Professional registration would have many advantages (see a paper I wrote earlier, with Jason Bendall of NSW Ambulance, ‘The provision of Ambulance Services in Australia: a legal argument for the national registration of paramedics’ in the Journal of Emergency Primary Health Care. It would give paramedics a moveable qualification so that they could move between employers rather than having to ‘requalify’ each time. An employer would know that a registered paramedic has a set of minimum prescribed skills and can be safely entrusted with the care of patients as well as the use of drugs and paramedic technology.
Registration would also protect patients as they would know that a person calling themselves a paramedic has the necessary skills to practice their profession and, in the event of unsatisfactory professional conduct, remedies are available up to and including having a poor paramedic ‘struck off’ the register.
Professional registration would see paramedics join Doctors, Nurses, Chiropractors, Dentists, Optometrists, Osteopaths, Pharmacists, Physiotherapists, Podiatrists and Psychologists as independent, recognised health professionals whose status depends on their training and skill, rather than their employment status.
As it stands anyone can call themselves a paramedic and a person employed as a paramedic by an ambulance services loses all their qualifications and their legal authority to apply advanced first aid (eg to use various drugs) as soon as they leave that employment.

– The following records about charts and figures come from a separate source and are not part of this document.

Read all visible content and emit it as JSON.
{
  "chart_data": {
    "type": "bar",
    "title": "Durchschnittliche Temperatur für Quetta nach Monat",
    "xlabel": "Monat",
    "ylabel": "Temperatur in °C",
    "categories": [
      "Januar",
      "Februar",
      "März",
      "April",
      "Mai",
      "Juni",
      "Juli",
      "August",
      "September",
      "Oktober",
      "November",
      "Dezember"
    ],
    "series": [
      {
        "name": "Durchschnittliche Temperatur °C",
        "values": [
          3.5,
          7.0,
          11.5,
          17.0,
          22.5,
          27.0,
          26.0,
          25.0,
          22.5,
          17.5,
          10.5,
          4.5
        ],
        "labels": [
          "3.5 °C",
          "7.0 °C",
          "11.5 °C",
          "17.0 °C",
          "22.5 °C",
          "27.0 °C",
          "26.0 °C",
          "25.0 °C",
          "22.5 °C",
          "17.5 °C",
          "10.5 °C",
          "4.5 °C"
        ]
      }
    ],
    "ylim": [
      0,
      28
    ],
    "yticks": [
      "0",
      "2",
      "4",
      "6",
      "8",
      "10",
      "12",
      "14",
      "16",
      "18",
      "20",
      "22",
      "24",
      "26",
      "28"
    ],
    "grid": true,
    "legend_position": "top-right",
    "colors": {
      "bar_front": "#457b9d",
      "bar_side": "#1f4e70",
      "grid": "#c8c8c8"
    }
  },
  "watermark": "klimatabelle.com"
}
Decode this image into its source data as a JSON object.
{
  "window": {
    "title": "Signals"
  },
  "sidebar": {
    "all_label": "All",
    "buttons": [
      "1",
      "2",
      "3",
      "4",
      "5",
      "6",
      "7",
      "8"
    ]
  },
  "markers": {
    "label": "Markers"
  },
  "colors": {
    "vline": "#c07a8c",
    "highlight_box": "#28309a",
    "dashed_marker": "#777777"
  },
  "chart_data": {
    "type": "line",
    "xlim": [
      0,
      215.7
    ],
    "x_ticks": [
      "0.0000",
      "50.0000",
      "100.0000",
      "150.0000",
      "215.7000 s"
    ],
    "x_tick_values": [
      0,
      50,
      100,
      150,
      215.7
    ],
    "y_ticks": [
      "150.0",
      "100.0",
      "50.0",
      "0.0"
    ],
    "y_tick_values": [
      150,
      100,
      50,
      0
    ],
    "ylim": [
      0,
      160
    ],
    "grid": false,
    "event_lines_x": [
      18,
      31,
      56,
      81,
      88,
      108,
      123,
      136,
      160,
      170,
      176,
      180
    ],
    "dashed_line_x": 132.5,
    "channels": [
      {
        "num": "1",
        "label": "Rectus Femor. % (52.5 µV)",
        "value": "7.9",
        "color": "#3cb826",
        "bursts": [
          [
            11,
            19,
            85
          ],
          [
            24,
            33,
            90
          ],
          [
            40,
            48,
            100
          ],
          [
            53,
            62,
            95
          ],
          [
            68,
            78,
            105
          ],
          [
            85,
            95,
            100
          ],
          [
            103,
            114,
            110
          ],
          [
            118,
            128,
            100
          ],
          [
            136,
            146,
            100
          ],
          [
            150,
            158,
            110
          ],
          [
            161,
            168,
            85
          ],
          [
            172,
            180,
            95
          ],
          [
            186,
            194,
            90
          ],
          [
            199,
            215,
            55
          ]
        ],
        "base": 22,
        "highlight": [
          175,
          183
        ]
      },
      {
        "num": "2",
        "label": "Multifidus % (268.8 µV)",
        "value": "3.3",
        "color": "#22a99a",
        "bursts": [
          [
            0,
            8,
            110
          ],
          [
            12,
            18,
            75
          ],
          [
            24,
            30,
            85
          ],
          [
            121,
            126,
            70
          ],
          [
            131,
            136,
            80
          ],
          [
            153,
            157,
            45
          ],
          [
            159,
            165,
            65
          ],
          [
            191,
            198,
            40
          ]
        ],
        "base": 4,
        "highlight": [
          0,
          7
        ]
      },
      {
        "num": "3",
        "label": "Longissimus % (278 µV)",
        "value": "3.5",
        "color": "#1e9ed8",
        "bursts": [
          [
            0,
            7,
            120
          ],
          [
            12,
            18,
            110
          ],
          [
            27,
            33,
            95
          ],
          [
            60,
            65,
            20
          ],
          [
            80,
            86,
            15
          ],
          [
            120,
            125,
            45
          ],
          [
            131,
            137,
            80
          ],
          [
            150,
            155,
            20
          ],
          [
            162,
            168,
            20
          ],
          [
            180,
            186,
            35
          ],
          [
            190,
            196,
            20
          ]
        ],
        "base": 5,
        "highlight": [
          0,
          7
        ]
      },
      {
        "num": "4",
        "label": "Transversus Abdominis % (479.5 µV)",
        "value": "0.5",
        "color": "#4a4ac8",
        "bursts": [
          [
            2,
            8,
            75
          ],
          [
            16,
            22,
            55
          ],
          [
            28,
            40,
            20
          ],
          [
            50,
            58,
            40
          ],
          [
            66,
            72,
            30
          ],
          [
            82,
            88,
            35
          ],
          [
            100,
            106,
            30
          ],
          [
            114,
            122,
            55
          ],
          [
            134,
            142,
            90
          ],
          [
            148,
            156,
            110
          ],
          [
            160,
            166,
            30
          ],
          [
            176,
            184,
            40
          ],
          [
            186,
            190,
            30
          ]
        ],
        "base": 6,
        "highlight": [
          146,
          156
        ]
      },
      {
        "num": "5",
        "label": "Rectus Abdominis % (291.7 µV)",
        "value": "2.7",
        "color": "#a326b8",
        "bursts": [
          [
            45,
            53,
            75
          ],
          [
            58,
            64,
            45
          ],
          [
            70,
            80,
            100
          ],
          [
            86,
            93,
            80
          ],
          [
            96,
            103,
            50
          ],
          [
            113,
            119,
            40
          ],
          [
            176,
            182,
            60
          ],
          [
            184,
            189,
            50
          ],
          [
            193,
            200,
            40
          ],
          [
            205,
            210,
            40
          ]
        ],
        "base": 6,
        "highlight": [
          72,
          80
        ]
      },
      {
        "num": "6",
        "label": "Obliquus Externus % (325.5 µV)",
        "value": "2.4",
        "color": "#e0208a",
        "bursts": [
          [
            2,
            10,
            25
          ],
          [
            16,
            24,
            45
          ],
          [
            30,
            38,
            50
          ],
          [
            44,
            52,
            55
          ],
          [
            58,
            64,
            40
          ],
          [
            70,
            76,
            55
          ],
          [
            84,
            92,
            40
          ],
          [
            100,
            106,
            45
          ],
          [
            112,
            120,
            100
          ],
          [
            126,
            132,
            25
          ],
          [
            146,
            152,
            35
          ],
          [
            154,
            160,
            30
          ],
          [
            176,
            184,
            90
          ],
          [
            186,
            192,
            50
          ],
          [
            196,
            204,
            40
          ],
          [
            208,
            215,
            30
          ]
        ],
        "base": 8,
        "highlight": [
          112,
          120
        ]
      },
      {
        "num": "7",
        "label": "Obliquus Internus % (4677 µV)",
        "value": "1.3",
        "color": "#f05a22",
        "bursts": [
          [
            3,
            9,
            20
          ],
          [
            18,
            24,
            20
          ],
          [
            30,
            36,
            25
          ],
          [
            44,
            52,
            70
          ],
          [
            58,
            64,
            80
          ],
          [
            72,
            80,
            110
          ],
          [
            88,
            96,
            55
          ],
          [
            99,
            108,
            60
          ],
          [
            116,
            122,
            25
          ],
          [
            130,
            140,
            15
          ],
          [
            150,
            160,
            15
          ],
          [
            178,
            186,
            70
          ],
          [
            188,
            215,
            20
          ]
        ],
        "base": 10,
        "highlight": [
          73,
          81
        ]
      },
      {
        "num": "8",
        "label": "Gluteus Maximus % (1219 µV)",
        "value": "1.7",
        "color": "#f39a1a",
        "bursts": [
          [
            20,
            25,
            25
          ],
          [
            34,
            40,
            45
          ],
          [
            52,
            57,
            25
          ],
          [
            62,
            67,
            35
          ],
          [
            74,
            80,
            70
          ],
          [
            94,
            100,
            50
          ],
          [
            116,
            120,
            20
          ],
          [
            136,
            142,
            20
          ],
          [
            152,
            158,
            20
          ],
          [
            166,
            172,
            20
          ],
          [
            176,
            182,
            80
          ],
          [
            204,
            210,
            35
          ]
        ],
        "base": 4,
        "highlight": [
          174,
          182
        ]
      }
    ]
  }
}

For more details on the campaign for paramedic registration, go to the Paramedics Australasia Registration webpage.
Here at the ANU College of Law, a colleague of mine, Ruth Townsend, lawyer, nurse and former paramedic (and that’s the point; she may be a full time academic but she remains as she is admitted to practice as a lawyer, and whilst she maintains her registration she remains a nurse, but she is a former paramedic because, even though she still has the skills and training, she no longer works for an ambulance service and so, is no longer a paramedic. If there was registration she could, if she met the continuing practice standards, also remain ‘a paramedic’.) In any event, Ruth has commenced a PhD looking at the role of paramedics, their move to professional status and what that means, how the law views the paramedic (are they still ‘ambulance drivers’) and what further steps are needed to see paramedics as true professionals.
I’m sure Ruth’s work will make a valuable contribution to the debate and we look forward to seeing her make her mark in this area over the next couple of years.